Ada banyak cerita tersisa dari aksi yang
dinamakan 212 (merujuk tanggal aksi=2 Desember) tersebut, salah satunya adalah
penangkapan beberapa tokoh masyarakat oleh Polri karena dianggap akan melakukan
makar pada saat unjuk rasa. Tokoh-tokoh yang sering didengar publik seperti
Kivlan Zein, Ahmad Dhani, Ratna Sarumpaet, Sri Bintang Pamungkas, Adityawarman
Thaha, Firza Huzein, Rachmawati Soekarnoputri secara mengejutkan ditangkap
karena diduga makar. Polri menganggap mereka akan mengarahkan masa menuju
DPR/MPR dan mendesak parlemen menggelar Sidang Istimewa (SI) mencabut mandat
Presiden Jokowi.
Lalu, apa sebenarnya “makar” itu? Kamus Besar
Bahasa Indonesia (2010) mendefinisikan makar sebagai “perbuatan (usaha) dengan
maksud hendak menyerang (membunuh) orang, juga perbuatan (usaha) menjatuhkan
pemerintah yang sah”. Anshari (2012) menjelaskan makar sebagai tindakan
pengkhianatan terhadap negara dan bangsa. Penjelasan tersebut di atas
menunjukkan kata makar bermakna negatif.
Kitab Undang-Undang Hukum Pidana (KUHAP) pada
pasal 107-109, membagi makar dalam tiga ketegori, yaitu makar terhadap keselamatan
presiden dan wakilnya; terhadap wilayah negara; serta pemerintahan. KUHAP juga
mengatur hukuman yang cukup berat bagi pelaku makar, lima belas tahun penjara
hingga seumur hidup.
Kasus dugaan makar kemarin bukan kali pertama
terjadi. Sejarah Indonesia mencatat beberapa contoh kasus makar. Anshari
mengemukakan peristiwa yang dapat dibilang makar dan terjadi di Indonesia
antara lain makar yang dituduhkan kepada Sultan Hamid II pada April 1950;
pemberontakan Gerakan Aceh Merdeka (GAM); serta Operasi Papua Merdeka (OPM).

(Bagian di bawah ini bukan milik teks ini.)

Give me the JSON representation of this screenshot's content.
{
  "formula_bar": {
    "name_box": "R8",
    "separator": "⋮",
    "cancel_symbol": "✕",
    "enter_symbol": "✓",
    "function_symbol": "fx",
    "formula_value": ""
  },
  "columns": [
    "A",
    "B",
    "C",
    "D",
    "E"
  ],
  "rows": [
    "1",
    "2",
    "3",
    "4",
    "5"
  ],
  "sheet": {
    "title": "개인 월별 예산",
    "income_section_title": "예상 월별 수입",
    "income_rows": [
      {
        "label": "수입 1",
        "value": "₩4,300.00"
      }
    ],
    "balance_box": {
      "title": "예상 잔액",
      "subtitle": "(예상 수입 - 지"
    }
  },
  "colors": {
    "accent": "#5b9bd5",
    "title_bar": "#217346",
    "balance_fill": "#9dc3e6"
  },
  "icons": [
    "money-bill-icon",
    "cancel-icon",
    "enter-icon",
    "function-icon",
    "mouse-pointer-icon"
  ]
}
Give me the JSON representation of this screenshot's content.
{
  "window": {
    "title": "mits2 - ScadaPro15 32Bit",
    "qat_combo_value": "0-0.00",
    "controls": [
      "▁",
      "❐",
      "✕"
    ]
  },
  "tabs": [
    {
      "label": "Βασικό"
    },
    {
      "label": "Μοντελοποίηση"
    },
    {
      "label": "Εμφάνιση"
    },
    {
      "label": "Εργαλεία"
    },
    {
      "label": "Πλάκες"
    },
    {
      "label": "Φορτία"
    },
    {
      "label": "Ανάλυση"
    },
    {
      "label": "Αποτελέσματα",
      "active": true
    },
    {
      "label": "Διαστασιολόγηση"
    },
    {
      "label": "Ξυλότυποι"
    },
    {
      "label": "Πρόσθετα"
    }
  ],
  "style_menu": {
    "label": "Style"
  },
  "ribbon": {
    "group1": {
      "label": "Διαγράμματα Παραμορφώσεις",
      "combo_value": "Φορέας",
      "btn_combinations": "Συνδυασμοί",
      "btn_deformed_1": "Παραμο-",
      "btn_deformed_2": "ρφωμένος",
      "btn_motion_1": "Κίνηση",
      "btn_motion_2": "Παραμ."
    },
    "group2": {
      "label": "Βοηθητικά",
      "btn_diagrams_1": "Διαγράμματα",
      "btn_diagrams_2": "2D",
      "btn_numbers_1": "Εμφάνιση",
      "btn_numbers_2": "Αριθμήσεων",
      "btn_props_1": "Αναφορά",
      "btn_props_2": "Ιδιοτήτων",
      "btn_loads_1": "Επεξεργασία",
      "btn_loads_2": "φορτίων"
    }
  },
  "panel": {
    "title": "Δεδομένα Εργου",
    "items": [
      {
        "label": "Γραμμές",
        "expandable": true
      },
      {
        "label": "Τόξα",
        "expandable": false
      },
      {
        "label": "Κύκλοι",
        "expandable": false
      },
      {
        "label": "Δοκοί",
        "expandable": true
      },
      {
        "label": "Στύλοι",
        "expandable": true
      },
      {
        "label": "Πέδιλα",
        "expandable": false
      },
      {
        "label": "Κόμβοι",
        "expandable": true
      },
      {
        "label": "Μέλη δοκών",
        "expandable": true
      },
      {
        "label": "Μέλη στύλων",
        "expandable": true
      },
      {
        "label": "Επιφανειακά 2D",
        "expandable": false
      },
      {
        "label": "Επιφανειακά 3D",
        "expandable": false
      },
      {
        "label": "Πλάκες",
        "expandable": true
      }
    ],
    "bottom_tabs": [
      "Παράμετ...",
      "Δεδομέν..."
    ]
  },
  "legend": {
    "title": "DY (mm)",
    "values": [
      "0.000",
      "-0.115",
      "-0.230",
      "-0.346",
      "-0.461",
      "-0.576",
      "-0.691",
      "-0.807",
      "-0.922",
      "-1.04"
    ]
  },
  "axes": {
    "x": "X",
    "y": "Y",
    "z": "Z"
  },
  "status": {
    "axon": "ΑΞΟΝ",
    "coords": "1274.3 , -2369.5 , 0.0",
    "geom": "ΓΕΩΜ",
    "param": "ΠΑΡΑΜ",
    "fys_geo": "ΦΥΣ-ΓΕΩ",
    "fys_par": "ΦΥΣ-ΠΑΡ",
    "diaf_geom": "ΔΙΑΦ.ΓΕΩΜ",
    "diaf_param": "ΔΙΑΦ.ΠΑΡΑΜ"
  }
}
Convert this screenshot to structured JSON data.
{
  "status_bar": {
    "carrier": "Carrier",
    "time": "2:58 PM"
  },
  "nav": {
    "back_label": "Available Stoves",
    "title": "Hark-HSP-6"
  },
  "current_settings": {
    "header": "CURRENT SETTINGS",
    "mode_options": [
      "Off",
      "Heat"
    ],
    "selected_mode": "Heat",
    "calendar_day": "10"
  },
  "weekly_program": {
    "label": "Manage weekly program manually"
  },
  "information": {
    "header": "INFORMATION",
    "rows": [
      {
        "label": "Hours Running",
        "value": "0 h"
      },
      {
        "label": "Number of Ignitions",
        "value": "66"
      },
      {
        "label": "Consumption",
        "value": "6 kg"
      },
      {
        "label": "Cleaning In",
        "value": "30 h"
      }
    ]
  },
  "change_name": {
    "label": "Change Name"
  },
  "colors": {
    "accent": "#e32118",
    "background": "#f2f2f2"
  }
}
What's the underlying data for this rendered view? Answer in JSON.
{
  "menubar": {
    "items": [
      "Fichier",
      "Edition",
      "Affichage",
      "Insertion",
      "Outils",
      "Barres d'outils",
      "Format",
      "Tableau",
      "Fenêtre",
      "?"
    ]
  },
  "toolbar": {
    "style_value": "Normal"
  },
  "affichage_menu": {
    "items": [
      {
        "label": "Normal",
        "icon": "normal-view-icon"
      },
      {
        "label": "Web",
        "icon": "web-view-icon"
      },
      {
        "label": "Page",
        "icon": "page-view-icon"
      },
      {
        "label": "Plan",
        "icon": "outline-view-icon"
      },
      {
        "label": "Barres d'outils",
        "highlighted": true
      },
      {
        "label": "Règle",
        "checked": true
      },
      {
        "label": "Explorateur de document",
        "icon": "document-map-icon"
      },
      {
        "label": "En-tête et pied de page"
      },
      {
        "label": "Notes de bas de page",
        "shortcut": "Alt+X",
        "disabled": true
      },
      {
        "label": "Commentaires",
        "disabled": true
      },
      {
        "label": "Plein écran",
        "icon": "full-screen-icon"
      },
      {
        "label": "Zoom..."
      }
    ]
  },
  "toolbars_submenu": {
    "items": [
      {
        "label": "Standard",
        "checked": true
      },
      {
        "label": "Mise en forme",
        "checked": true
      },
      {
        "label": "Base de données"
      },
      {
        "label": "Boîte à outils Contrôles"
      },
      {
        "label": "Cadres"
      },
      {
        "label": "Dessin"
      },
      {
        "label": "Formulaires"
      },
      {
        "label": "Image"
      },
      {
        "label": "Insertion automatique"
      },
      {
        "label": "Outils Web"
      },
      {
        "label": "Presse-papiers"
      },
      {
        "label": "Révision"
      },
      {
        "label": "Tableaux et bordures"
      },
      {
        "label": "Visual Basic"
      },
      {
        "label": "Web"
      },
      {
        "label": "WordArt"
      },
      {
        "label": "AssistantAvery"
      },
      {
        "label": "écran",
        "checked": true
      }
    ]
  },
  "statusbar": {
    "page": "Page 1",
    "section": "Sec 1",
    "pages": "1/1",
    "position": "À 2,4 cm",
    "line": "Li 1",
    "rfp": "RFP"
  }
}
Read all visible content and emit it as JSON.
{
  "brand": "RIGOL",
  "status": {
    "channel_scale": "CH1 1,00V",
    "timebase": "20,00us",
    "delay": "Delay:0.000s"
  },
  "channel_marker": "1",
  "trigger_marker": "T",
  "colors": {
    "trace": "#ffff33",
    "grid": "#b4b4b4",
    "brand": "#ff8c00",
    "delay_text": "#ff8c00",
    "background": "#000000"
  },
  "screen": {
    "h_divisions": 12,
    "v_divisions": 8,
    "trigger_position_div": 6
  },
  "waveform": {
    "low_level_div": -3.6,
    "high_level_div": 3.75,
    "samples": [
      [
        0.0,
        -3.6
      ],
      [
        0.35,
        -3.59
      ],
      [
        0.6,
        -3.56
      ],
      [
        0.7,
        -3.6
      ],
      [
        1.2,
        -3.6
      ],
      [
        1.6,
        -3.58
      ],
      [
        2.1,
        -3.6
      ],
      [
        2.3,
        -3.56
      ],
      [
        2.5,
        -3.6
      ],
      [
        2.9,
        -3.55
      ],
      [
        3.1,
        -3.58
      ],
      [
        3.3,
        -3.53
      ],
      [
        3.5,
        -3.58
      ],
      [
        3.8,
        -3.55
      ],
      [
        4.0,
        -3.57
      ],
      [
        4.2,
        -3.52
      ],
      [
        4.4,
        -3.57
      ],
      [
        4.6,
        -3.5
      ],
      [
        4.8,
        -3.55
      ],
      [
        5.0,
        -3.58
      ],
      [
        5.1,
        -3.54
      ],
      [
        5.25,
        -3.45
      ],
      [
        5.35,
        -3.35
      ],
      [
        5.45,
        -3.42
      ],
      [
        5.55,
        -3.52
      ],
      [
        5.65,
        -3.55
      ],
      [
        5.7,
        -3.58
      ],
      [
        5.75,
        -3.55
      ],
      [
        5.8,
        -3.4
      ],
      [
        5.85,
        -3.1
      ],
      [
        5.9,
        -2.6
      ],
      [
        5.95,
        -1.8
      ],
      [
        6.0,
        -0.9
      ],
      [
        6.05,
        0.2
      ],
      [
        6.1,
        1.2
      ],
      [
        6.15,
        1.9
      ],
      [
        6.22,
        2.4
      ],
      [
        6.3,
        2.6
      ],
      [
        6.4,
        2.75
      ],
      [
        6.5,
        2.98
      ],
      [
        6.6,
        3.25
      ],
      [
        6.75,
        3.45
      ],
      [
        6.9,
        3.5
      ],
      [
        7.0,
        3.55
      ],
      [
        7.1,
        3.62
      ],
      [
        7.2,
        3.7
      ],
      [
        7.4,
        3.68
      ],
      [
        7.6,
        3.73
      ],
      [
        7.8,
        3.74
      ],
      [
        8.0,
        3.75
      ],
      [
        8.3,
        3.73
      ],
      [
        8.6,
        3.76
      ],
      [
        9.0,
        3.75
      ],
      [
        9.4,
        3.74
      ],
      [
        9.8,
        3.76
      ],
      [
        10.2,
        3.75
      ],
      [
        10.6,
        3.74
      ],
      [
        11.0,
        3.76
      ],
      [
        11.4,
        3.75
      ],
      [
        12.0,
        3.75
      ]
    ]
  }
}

Baik Sultan dan organisasi tersebut, berupaya merebut kekuasaan sah Republik
Indonesia.
Isu akan adanya makar pada pemerintahan
Susilo Bambang Yudhoyono 2004-2014 juga beberapa kali senter dibicarakan karena
ketidakpuasan sebagian masyarakat atas kinerja SBY. Tetapi, isu itu tak pernah
terealisir karena hingga pemerintahan SBY berakhir, tidak ada gejolak politik
yang berujung makar. Beberapa dugaan makar tersebut membuktikan bahwa isu makar
dengan penggulingan kekuasaan selalu menghantui pemerintahan sah yang sedang
berjalan.
Jika benar akan melakukan makar, tentu ada
alasan kuat dari tokoh tersebut di atas. Persoalan kebangsaan yang terus
mendera seperti kemiskinan, lemahnya penegakan hukum dan HAM, mungkin bisa
menjadi alasan. Beberapa kebijakan pemerintah yang tidak menunjukkan
keberpihakan kepada rakyat juga menjadi alasan para tokoh untuk melakukan
makar.
Isu makar dan penangkapan sejumlah tokoh
terduga makar yang mengiringi aksi unjuk rasa 212 seketika saja menjadi buah
bibir masyarakat. Majalah Tempo edisi 5 Desember 2016 merilis hasil jajak
pendapat terhadap isu makar ini. Dari total 8.717 responden, 4.210 orang
menyatakan tidak membercayai jika demo 212 disusupi upaya makar, 2.931 orang
menyatakan percaya dan 1.576 orang menyatakan tidak tahu.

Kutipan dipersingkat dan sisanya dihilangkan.